Certains mauvais rêves se répètent inlassablement au cours d’une vie, avec toujours les mêmes détails, et, surtout, la même conclusion. Le cauchemar récurrent du gouvernement ? Les finances publiques. Après une rencontre, jeudi 29 août, avec le ministre délégué aux Comptes publics, Thomas Cazenave, le président de la commission des finances de l’Assemblée nationale, Eric Coquerel, a rapporté que Bercy s’attendait à des recettes fiscales moindres qu'attendu en 2024. "Il y a moins de recettes qu’espéré, que ce soit l’impôt sur les sociétés ou l’impôt sur le revenu. Ça va encore sur la TVA, mais juillet n’a pas été très bon", a déclaré le député LFI après cette rencontre, selon des propos rapportés par l’AFP.
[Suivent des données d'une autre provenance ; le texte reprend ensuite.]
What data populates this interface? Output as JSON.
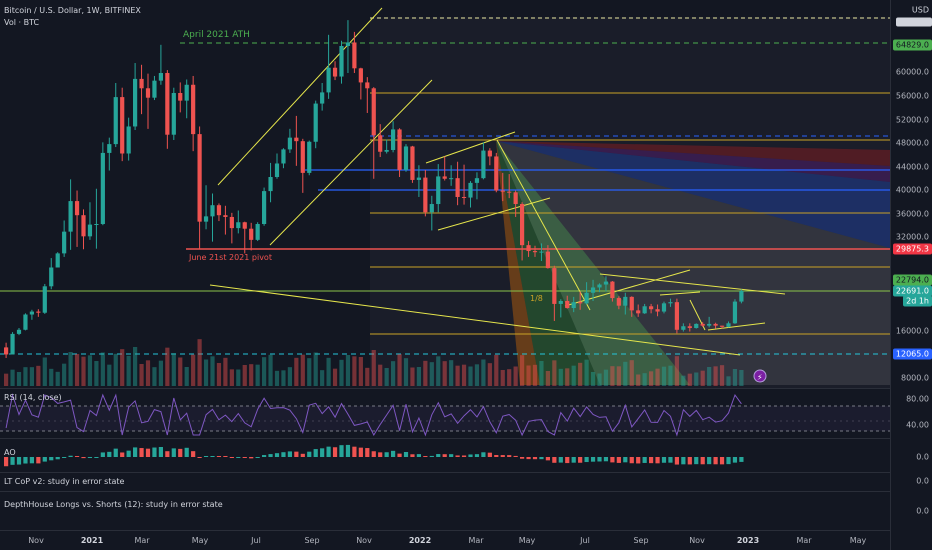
{
  "header": {
    "symbol_line": "Bitcoin / U.S. Dollar, 1W, BITFINEX",
    "volume_line": "Vol · BTC",
    "currency": "USD"
  },
  "annotations": {
    "ath": "April 2021 ATH",
    "pivot": "June 21st 2021 pivot",
    "fib_small": "1/8"
  },
  "price_axis": {
    "ticks": [
      "60000.0",
      "56000.0",
      "52000.0",
      "48000.0",
      "44000.0",
      "40000.0",
      "36000.0",
      "32000.0",
      "16000.0",
      "8000.0"
    ],
    "tags": [
      {
        "value": "64829.0",
        "bg": "#4caf50",
        "fg": "#131722"
      },
      {
        "value": "29875.3",
        "bg": "#f23645",
        "fg": "#ffffff"
      },
      {
        "value": "22794.0",
        "bg": "#4caf50",
        "fg": "#131722"
      },
      {
        "value": "22691.0",
        "bg": "#26a69a",
        "fg": "#ffffff"
      },
      {
        "value": "2d 1h",
        "bg": "#26a69a",
        "fg": "#ffffff"
      },
      {
        "value": "12065.0",
        "bg": "#2962ff",
        "fg": "#ffffff"
      }
    ]
  },
  "indicators": {
    "rsi": {
      "label": "RSI (14, close)",
      "ticks": [
        "80.00",
        "40.00"
      ]
    },
    "ao": {
      "label": "AO",
      "tick": "0.0"
    },
    "lt_cop": {
      "label": "LT CoP v2: study in error state",
      "tick": "0.0"
    },
    "depthhouse": {
      "label": "DepthHouse Longs vs. Shorts (12): study in error state",
      "tick": "0.0"
    }
  },
  "time_axis": [
    "Nov",
    "2021",
    "Mar",
    "May",
    "Jul",
    "Sep",
    "Nov",
    "2022",
    "Mar",
    "May",
    "Jul",
    "Sep",
    "Nov",
    "2023",
    "Mar",
    "May"
  ],
  "colors": {
    "up": "#26a69a",
    "down": "#ef5350",
    "background": "#131722",
    "grid": "#2a2e39"
  },
  "chart_data": {
    "type": "candlestick",
    "title": "Bitcoin / U.S. Dollar, 1W, BITFINEX",
    "ylabel": "USD",
    "ylim": [
      8000,
      68000
    ],
    "candles": [
      [
        13100,
        13900,
        11300,
        11900
      ],
      [
        11900,
        15700,
        11900,
        15400
      ],
      [
        15400,
        16400,
        15200,
        16100
      ],
      [
        16100,
        18900,
        16000,
        18700
      ],
      [
        18700,
        19500,
        17800,
        19200
      ],
      [
        19200,
        19600,
        18300,
        19000
      ],
      [
        19000,
        23900,
        18800,
        23500
      ],
      [
        23500,
        28500,
        23000,
        26700
      ],
      [
        26700,
        29500,
        27000,
        29300
      ],
      [
        29300,
        34900,
        28700,
        33000
      ],
      [
        33000,
        41900,
        29900,
        38200
      ],
      [
        38200,
        40000,
        30400,
        35800
      ],
      [
        35800,
        36800,
        30000,
        32200
      ],
      [
        32200,
        38000,
        31600,
        34200
      ],
      [
        34200,
        40300,
        30100,
        34300
      ],
      [
        34300,
        48200,
        34100,
        46400
      ],
      [
        46400,
        49000,
        43400,
        47900
      ],
      [
        47900,
        58300,
        47400,
        55900
      ],
      [
        55900,
        57500,
        45000,
        46300
      ],
      [
        46300,
        52400,
        45100,
        50900
      ],
      [
        50900,
        61700,
        50300,
        59000
      ],
      [
        59000,
        61400,
        53000,
        57400
      ],
      [
        57400,
        59900,
        50500,
        55800
      ],
      [
        55800,
        59500,
        55400,
        58700
      ],
      [
        58700,
        64800,
        58000,
        60000
      ],
      [
        60000,
        60500,
        47100,
        49500
      ],
      [
        49500,
        57500,
        48600,
        56600
      ],
      [
        56600,
        58400,
        53300,
        55300
      ],
      [
        55300,
        58900,
        52300,
        58000
      ],
      [
        58000,
        59500,
        46700,
        49600
      ],
      [
        49600,
        50900,
        30000,
        34700
      ],
      [
        34700,
        40900,
        33400,
        35600
      ],
      [
        35600,
        39500,
        31300,
        37500
      ],
      [
        37500,
        37800,
        34800,
        35800
      ],
      [
        35800,
        37400,
        32500,
        35500
      ],
      [
        35500,
        36200,
        31000,
        33600
      ],
      [
        33600,
        36600,
        32700,
        34600
      ],
      [
        34600,
        34700,
        29300,
        33500
      ],
      [
        33500,
        34500,
        29800,
        31600
      ],
      [
        31600,
        34600,
        31400,
        34300
      ],
      [
        34300,
        40500,
        34000,
        39900
      ],
      [
        39900,
        44700,
        38000,
        42300
      ],
      [
        42300,
        46300,
        42000,
        44600
      ],
      [
        44600,
        47200,
        43800,
        47000
      ],
      [
        47000,
        50500,
        46400,
        49000
      ],
      [
        49000,
        52700,
        44200,
        48400
      ],
      [
        48400,
        48800,
        39600,
        43000
      ],
      [
        43000,
        48500,
        42600,
        48300
      ],
      [
        48300,
        55300,
        47200,
        54800
      ],
      [
        54800,
        58300,
        53600,
        56700
      ],
      [
        56700,
        66500,
        55600,
        60900
      ],
      [
        60900,
        62000,
        58800,
        59400
      ],
      [
        59400,
        65500,
        58200,
        64600
      ],
      [
        64600,
        69000,
        60000,
        65200
      ],
      [
        65200,
        67000,
        60000,
        60800
      ],
      [
        60800,
        60900,
        55500,
        58400
      ],
      [
        58400,
        59300,
        53200,
        57400
      ],
      [
        57400,
        57600,
        42000,
        49400
      ],
      [
        49400,
        51300,
        45700,
        46600
      ],
      [
        46600,
        48700,
        46300,
        46900
      ],
      [
        46900,
        51800,
        46500,
        50400
      ],
      [
        50400,
        50600,
        42300,
        43500
      ],
      [
        43500,
        47900,
        43200,
        47500
      ],
      [
        47500,
        47600,
        41300,
        41800
      ],
      [
        41800,
        44300,
        38900,
        42200
      ],
      [
        42200,
        43500,
        35600,
        36300
      ],
      [
        36300,
        39100,
        33200,
        37700
      ],
      [
        37700,
        44500,
        36300,
        42400
      ],
      [
        42400,
        45800,
        41700,
        42000
      ],
      [
        42000,
        44300,
        40800,
        42100
      ],
      [
        42100,
        44900,
        37500,
        38900
      ],
      [
        38900,
        44400,
        37600,
        38800
      ],
      [
        38800,
        41600,
        37100,
        41300
      ],
      [
        41300,
        43100,
        38500,
        42100
      ],
      [
        42100,
        48200,
        41900,
        46800
      ],
      [
        46800,
        47200,
        44300,
        45800
      ],
      [
        45800,
        46400,
        39700,
        40000
      ],
      [
        40000,
        43000,
        38200,
        39800
      ],
      [
        39800,
        42800,
        38700,
        39700
      ],
      [
        39700,
        40000,
        35500,
        37700
      ],
      [
        37700,
        38000,
        27900,
        30700
      ],
      [
        30700,
        31400,
        28700,
        29700
      ],
      [
        29700,
        30600,
        28700,
        29500
      ],
      [
        29500,
        31000,
        28000,
        29600
      ],
      [
        29600,
        30700,
        26500,
        26600
      ],
      [
        26600,
        27000,
        17600,
        20500
      ],
      [
        20500,
        21300,
        18200,
        21000
      ],
      [
        21000,
        21900,
        19700,
        19800
      ],
      [
        19800,
        21700,
        19100,
        20800
      ],
      [
        20800,
        22600,
        19500,
        20600
      ],
      [
        20600,
        24200,
        20400,
        22400
      ],
      [
        22400,
        24600,
        21000,
        23300
      ],
      [
        23300,
        24000,
        22500,
        23800
      ],
      [
        23800,
        25200,
        22600,
        24300
      ],
      [
        24300,
        24400,
        20900,
        21500
      ],
      [
        21500,
        21800,
        19600,
        20200
      ],
      [
        20200,
        22400,
        18700,
        21700
      ],
      [
        21700,
        21800,
        18300,
        19400
      ],
      [
        19400,
        20400,
        18300,
        18900
      ],
      [
        18900,
        20500,
        18800,
        20100
      ],
      [
        20100,
        20500,
        18900,
        19600
      ],
      [
        19600,
        20400,
        18400,
        19200
      ],
      [
        19200,
        20900,
        18900,
        20600
      ],
      [
        20600,
        21400,
        20000,
        20800
      ],
      [
        20800,
        21400,
        15500,
        16100
      ],
      [
        16100,
        17200,
        15800,
        16700
      ],
      [
        16700,
        17200,
        15800,
        16400
      ],
      [
        16400,
        17200,
        16300,
        17100
      ],
      [
        17100,
        17400,
        16600,
        16800
      ],
      [
        16800,
        18300,
        16500,
        17100
      ],
      [
        17100,
        17300,
        16300,
        16800
      ],
      [
        16800,
        16800,
        16300,
        16600
      ],
      [
        16600,
        17500,
        16500,
        17200
      ],
      [
        17200,
        21300,
        17100,
        20900
      ],
      [
        20900,
        23000,
        20600,
        22700
      ]
    ]
  }
}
Une nouvelle déconvenue. L’année dernière déjà, le déficit public s’est creusé à 5,5 % du PIB, loin des 4,9 % attendus par l’exécutif dans le projet de loi de finances 2023-2024. La faute à… des rentrées dans les caisses de l’Etat plus faibles que prévu. Si le scénario se répète, les conséquences pourraient être considérables. Comme en avril dernier, lorsque Bruno Le Maire avait signé un décret annulant 10 milliards d’euros de crédits, dont 2 milliards consacrés à l’écologie, le futur gouvernement pourrait être contraint de tailler significativement dans le budget de certains ministères. D’autant que certains d’entre eux, comme celui Travail, ont déjà reçu la consigne de se serrer la ceinture après l’envoi des lettres plafonds - qui fixent un montant maximal de crédits accordés. Étant donné l’actuelle difficulté à trouver la moindre économie, une nouvelle correction paraît inenvisageable.
Les erreurs du passé ne semblent pas avoir servi de leçon. La situation était prévisible, selon le sénateur LR Jean-François Husson. "Le dérapage constaté en 2023 a forcément des répercussions en 2024. Si la base taxable produit moins de recettes et que cela se prolonge, on est alors dans une forme de goulot d’étranglement", déplore le rapporteur général de la commission des Finances du Sénat. Avec une procédure de déficit excessif de la Commission européenne désormais au-dessus de sa tête, la France ne peut se permettre de nouvel écart. Alors comment expliquer ce nouveau risque de dérapage ? "Il y a des changements de comportements plus rapides dans la consommation du grand public et peut-être aussi qu’il y a des dépenses imprévues ou des absences de recettes non anticipées que les modèles de Bercy ont du mal à intégrer", avance comme première justification le sénateur. Mais entre-temps, les équipes du ministère auraient dû corriger le tir.
En se trompant de nouveau sur ses prévisions, Bercy entamerait un peu plus la confiance des citoyens envers leurs gouvernants, déjà fragile. "C’est un message anxiogène. Bercy est perçu par les Français comme une citadelle impénétrable, dont les agents finissent toujours par gagner et faire valoir leur point de vue, même quand le politique essaye de modifier les choses", juge Jean-François Husson.
L’élu en appelle à plus de transparence : "Même si les nouvelles sont peu agréables, il vaut mieux les dire et donner toutes les informations". Convié au rendez-vous de jeudi avec Eric Coquerel, aux côtés du nouveau rapporteur général du budget de l’Assemblée nationale, Charles de Courson, il n’a pour l’instant pas donné suite à la demande du ministre. Le sénateur regrette que Bercy n’ait pas encore fourni tous les documents nécessaires pour comprendre et analyser la situation délétère des finances publiques. "Il faut respecter le Parlement, c’est inacceptable", s’emporte-t-il. En mars dernier, Jean-François Husson avait mené une mission de contrôle au ministère de l’Economie, à la suite de l’annonce de la dégradation du déficit. Face au manque de clarté, il prévient : "Si je n’ai pas les éléments, je refais une descente". Bercy est prévenu.